Verschiedenheit der Lebensweise.

Der Fortschritt der Kultur äußerte sich schon bei der ersten Generation. Adam baute den Acker; einen seiner Söhne sehen wir schon einen neuen Nahrungszweig, die Viehzucht, ergreifen. Das Menschengeschlecht scheidet sich also hier schon in zwei verschiedene Conditionen, in Feldbauer und Hirten.

Bei der Natur ging der erste Mensch in die Schule, und ihr hat er alle nützliche Künste des Lebens abgelernt. Bei einer aufmerksamen Betrachtung konnte ihm die Ordnung nicht lange verborgen bleiben, nach welcher die Pflanzen sich wieder erzeugen. Er sah die Natur selbst säen und begießen, sein Nachahmungstrieb erwachte, und bald spornte ihn die Noth, der Natur seinen Arm zu leihen und ihrer freiwilligen Ergiebigkeit durch Kunst nachzuhelfen.

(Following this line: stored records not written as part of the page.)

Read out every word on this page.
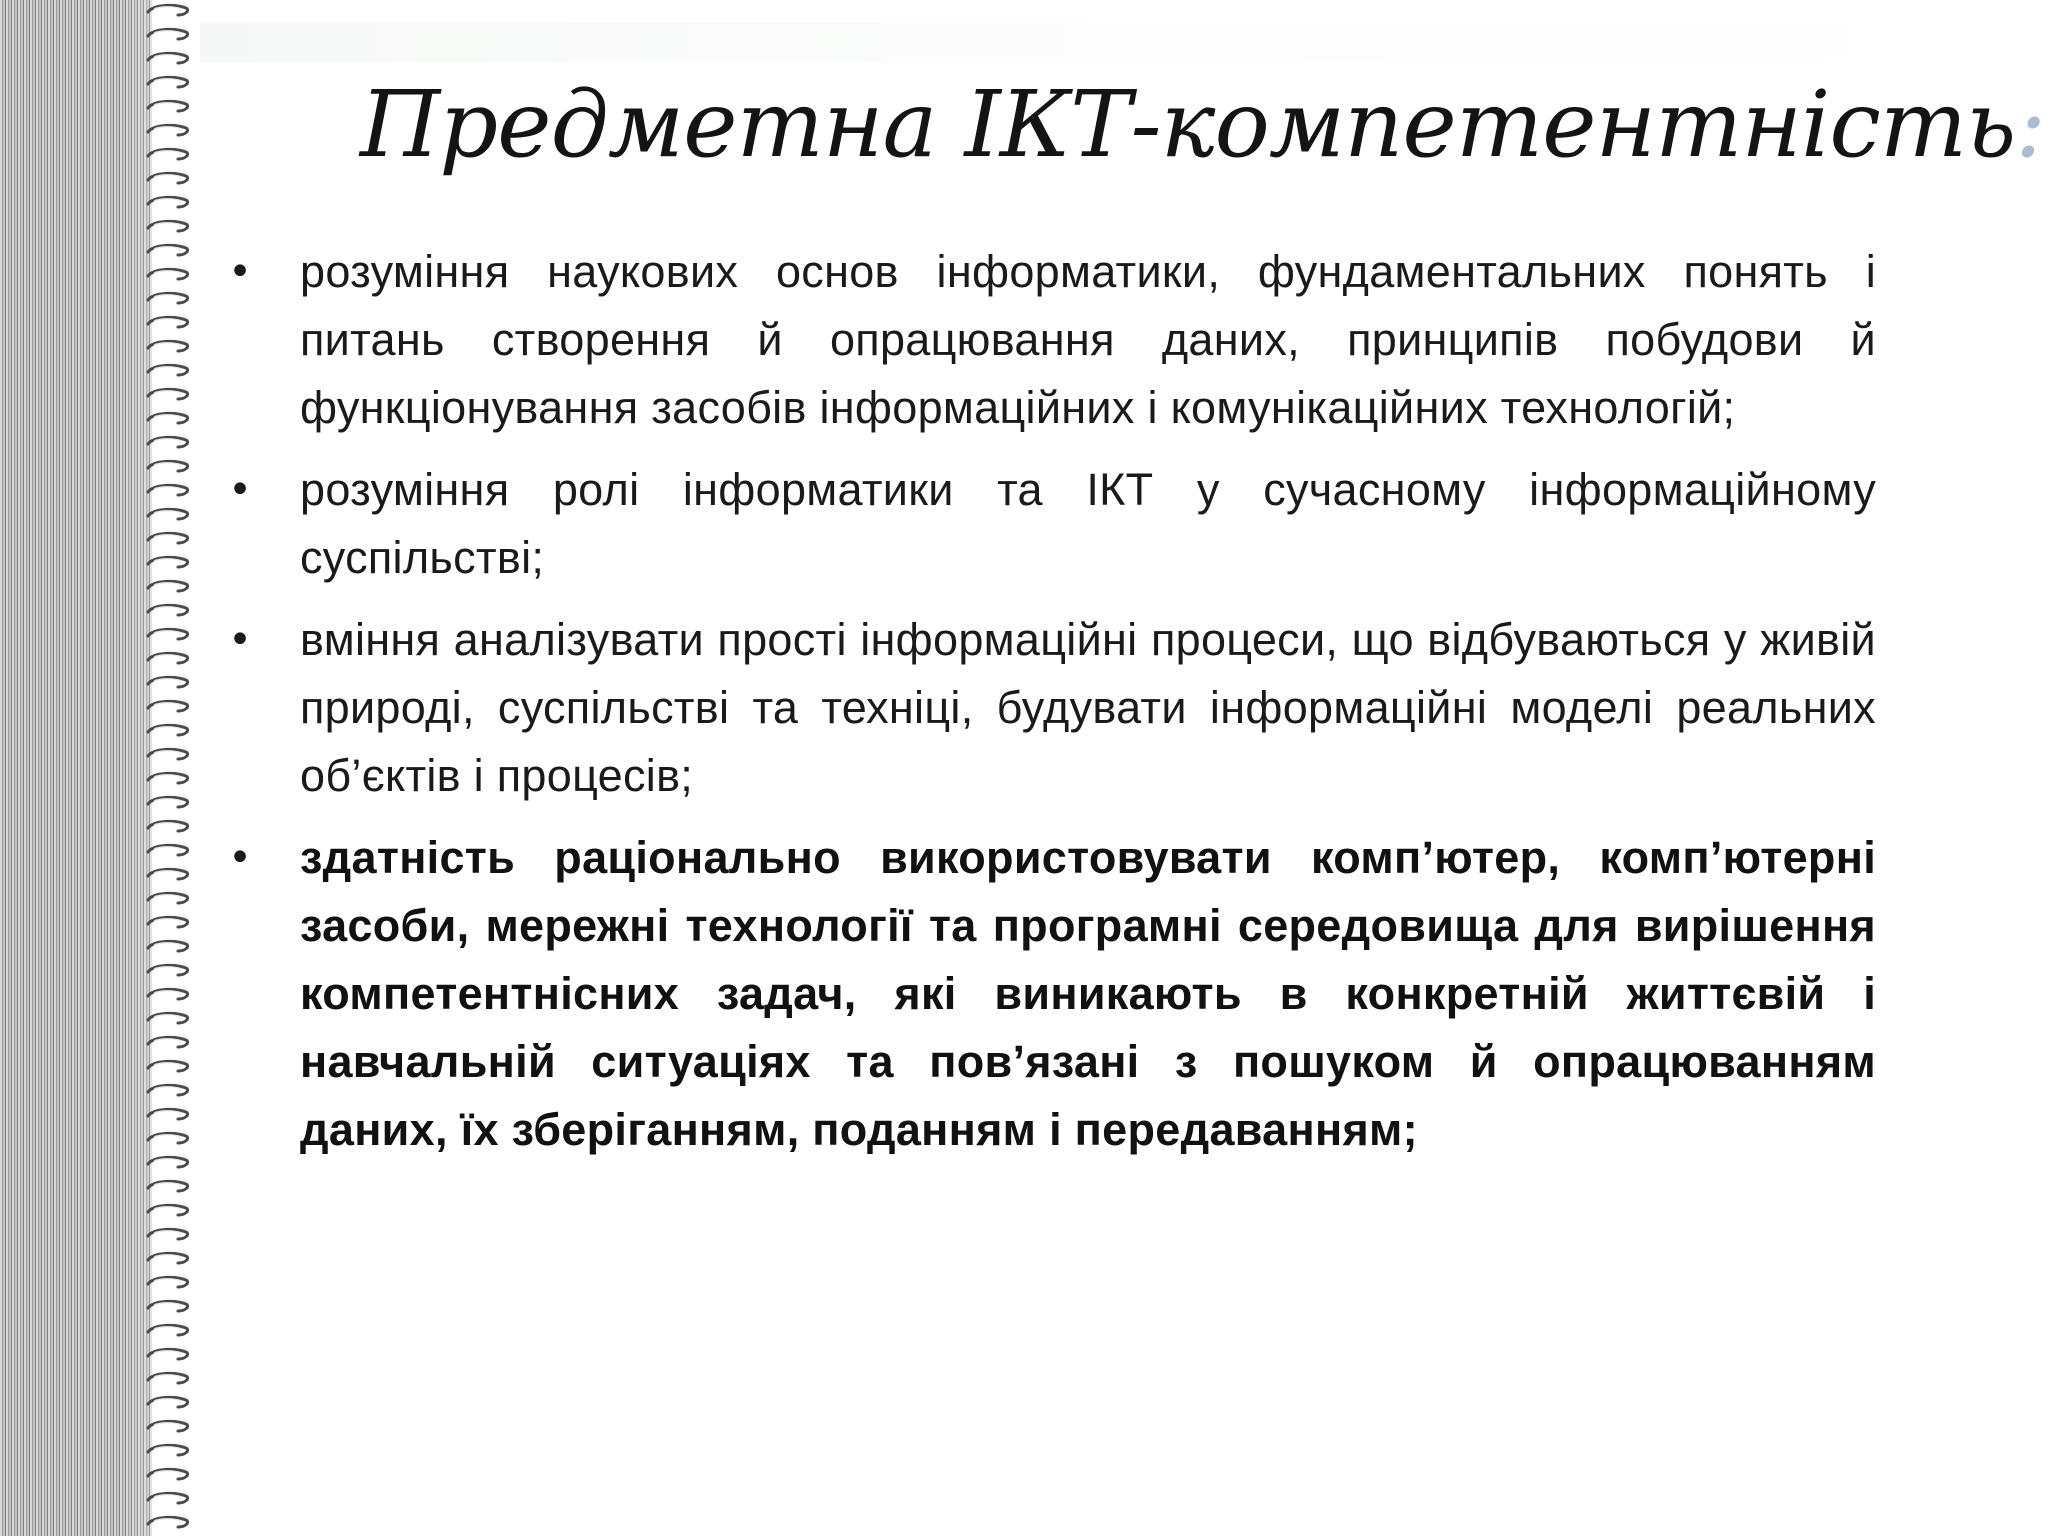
Предметна ІКТ-компетентність:
• розуміння наукових основ інформатики, фундаментальних понять і питань створення й опрацювання даних, принципів побудови й функціонування засобів інформаційних і комунікаційних технологій;
• розуміння ролі інформатики та ІКТ у сучасному інформаційному суспільстві;
• вміння аналізувати прості інформаційні процеси, що відбуваються у живій природі, суспільстві та техніці, будувати інформаційні моделі реальних об’єктів і процесів;
• здатність раціонально використовувати комп’ютер, комп’ютерні засоби, мережні технології та програмні середовища для вирішення компетентнісних задач, які виникають в конкретній життєвій і навчальній ситуаціях та пов’язані з пошуком й опрацюванням даних, їх зберіганням, поданням і передаванням;
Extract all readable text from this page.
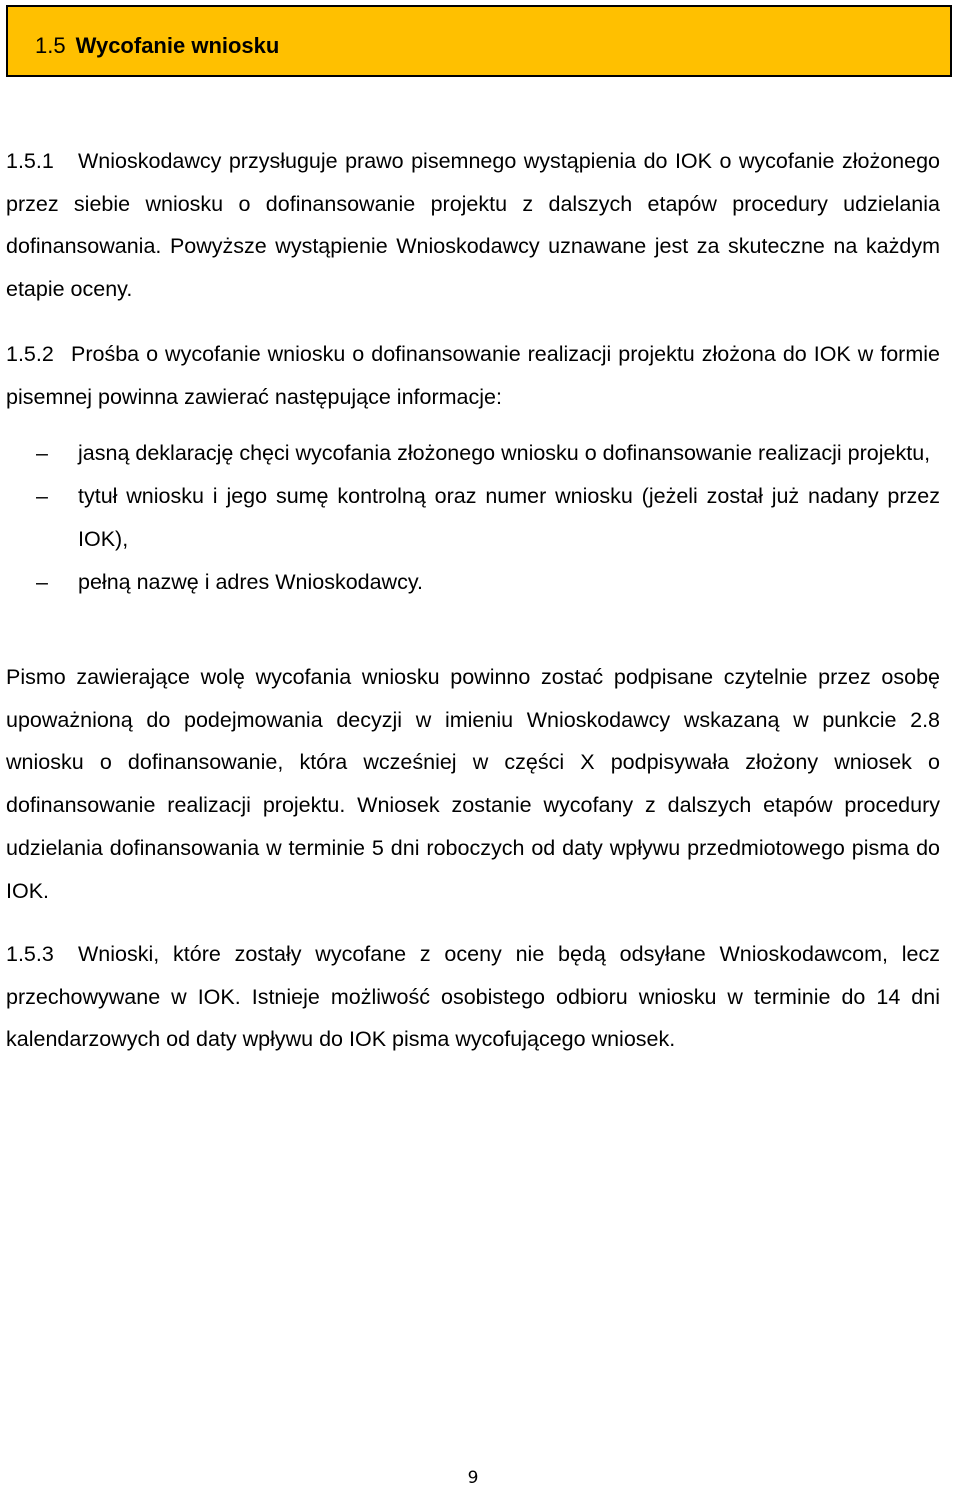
1.5 Wycofanie wniosku

1.5.1 Wnioskodawcy przysługuje prawo pisemnego wystąpienia do IOK o wycofanie złożonego przez siebie wniosku o dofinansowanie projektu z dalszych etapów procedury udzielania dofinansowania. Powyższe wystąpienie Wnioskodawcy uznawane jest za skuteczne na każdym etapie oceny.

1.5.2 Prośba o wycofanie wniosku o dofinansowanie realizacji projektu złożona do IOK w formie pisemnej powinna zawierać następujące informacje:

–	jasną deklarację chęci wycofania złożonego wniosku o dofinansowanie realizacji projektu,
–	tytuł wniosku i jego sumę kontrolną oraz numer wniosku (jeżeli został już nadany przez IOK),
–	pełną nazwę i adres Wnioskodawcy.

Pismo zawierające wolę wycofania wniosku powinno zostać podpisane czytelnie przez osobę upoważnioną do podejmowania decyzji w imieniu Wnioskodawcy wskazaną w punkcie 2.8 wniosku o dofinansowanie, która wcześniej w części X podpisywała złożony wniosek o dofinansowanie realizacji projektu. Wniosek zostanie wycofany z dalszych etapów procedury udzielania dofinansowania w terminie 5 dni roboczych od daty wpływu przedmiotowego pisma do IOK.

1.5.3 Wnioski, które zostały wycofane z oceny nie będą odsyłane Wnioskodawcom, lecz przechowywane w IOK. Istnieje możliwość osobistego odbioru wniosku w terminie do 14 dni kalendarzowych od daty wpływu do IOK pisma wycofującego wniosek.

9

Man muß aber nicht glauben, daß der erste Anbau gleich Getreidebau gewesen, wozu schon sehr große Zurüstungen nöthig sind, und es ist dem Gang der Natur gemäß, stets von dem Einfachern zu dem Zusammengesetztern fortzuschreiten. Wahrscheinlich war der Reis eines der ersten Gewächse. die der Mensch bauete; die Natur lud ihn dazu ein, denn der Reis wächst in Indien wild, und die ältesten Geschichtschreiber sprechen von dem Reisbau als einer der ältesten Arten des Feldbaues. Der Mensch bemerkte, daß bei einer anhaltenden Dürre die Pflanzen ermatten, nach einem Regen aber sich schnell wieder erholten. Er bemerkte ferner, daß da, wo ein übertretender Strom einen Schlamm zurückgelassen, die Fruchtbarkeit größer war. Er benutzte diese beiden Entdeckungen, er gab seinen Pflanzungen einen künstlichen Regen und brachte Schlamm auf seinen Acker, wenn kein Fluß in der Nähe war, der ihm solchen geben konnte. Er lernte düngen und begießen.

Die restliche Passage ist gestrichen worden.